Fueron varios puntos de inflexión los que marcaron el cambio de rumbo en su vida que la ha llevado a la estabilidad en la que se encuentra ahora. Las noches de excesos, una relación de maltrato y una enfermedad crónica. Tras tocar fondo, comenzó su recuperación en todos los aspectos de su vida.
«Me dije: quiero vivir. Todo empezó a funcionar. Hice un nuevo tratamiento que me funcionó, aprendí a convivir con la enfermedad, me vine a Las Palmas, porque era la manera de dejar la noche... Fue como volver a nacer. Cuando volví a querer estar bien, sana, guapa y empecé a operarme», explica.
Y volvió a subirse a los escenarios, pero de otra forma: «Intenté que el reencuentro no fuese con el mismo ambiente. Quería alejarme de las cosas malas y de la gente nociva, tóxica. Donde yo sabía que podía haber tentaciones, no iba. El primer día que volví a actuar sin consumir, para mí fue un triunfo: ahí gané», relata.
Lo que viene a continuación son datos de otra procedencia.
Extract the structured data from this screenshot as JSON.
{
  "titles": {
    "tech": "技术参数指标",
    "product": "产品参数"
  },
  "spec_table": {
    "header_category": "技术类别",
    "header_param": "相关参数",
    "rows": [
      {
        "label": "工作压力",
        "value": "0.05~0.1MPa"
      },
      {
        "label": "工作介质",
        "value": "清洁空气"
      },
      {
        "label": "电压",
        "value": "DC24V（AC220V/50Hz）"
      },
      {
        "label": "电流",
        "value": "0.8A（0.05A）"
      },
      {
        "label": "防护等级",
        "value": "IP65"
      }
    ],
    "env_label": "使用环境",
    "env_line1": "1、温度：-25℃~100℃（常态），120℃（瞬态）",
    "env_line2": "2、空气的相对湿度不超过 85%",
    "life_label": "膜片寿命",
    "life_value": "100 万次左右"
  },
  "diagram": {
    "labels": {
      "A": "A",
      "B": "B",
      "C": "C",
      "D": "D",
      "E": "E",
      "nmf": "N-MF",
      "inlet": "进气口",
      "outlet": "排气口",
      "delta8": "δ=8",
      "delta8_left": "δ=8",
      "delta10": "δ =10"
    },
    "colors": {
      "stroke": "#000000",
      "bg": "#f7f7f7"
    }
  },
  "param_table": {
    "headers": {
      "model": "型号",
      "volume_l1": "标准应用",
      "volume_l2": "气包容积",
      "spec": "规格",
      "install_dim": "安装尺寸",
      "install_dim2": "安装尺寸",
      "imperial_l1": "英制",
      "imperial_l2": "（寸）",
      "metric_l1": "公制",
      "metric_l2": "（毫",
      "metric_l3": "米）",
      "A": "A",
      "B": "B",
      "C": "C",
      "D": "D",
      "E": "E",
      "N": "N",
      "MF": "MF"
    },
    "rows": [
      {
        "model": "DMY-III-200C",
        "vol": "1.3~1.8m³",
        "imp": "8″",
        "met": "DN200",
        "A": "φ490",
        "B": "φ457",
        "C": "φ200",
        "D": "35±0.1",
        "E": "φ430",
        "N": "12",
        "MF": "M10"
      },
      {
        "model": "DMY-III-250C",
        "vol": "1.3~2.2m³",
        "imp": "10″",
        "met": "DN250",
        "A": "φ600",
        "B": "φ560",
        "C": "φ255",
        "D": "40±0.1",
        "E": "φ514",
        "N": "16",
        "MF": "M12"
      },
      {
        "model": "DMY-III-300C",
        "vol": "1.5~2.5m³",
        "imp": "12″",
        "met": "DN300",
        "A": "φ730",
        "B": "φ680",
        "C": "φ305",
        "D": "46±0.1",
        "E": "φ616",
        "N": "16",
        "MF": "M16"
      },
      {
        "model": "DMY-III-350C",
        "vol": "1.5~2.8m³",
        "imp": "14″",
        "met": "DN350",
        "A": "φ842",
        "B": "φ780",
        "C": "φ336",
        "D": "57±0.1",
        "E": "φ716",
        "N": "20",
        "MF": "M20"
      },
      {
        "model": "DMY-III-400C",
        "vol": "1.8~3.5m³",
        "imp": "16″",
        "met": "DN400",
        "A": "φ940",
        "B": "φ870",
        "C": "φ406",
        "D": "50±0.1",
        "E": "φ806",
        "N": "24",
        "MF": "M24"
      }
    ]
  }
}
Alejada de la espiral autodestructiva de las noches interminables, Melissa está en paz y no guarda rencores. Desde hace 14 años ha encontrado la estabilidad, en su casa, viviendo con su pareja y sus «tres hijos de cuatro patas». Y la guinda, su operación, ha sido como salir de la crisálida, como una liberación para ser ella misma, la que siempre había sido. Y aún le quedan ganas, a una edad que no revela, para volver a ser Mely Hosana en actuaciones esporádicas, como por ejemplo, siendo jurado en concursos de transformistas. Pero lo que más desea y espera lograr, es que se abra el telón del teatro para relatar, con tonos de comedia, toda una vida sobre los escenarios.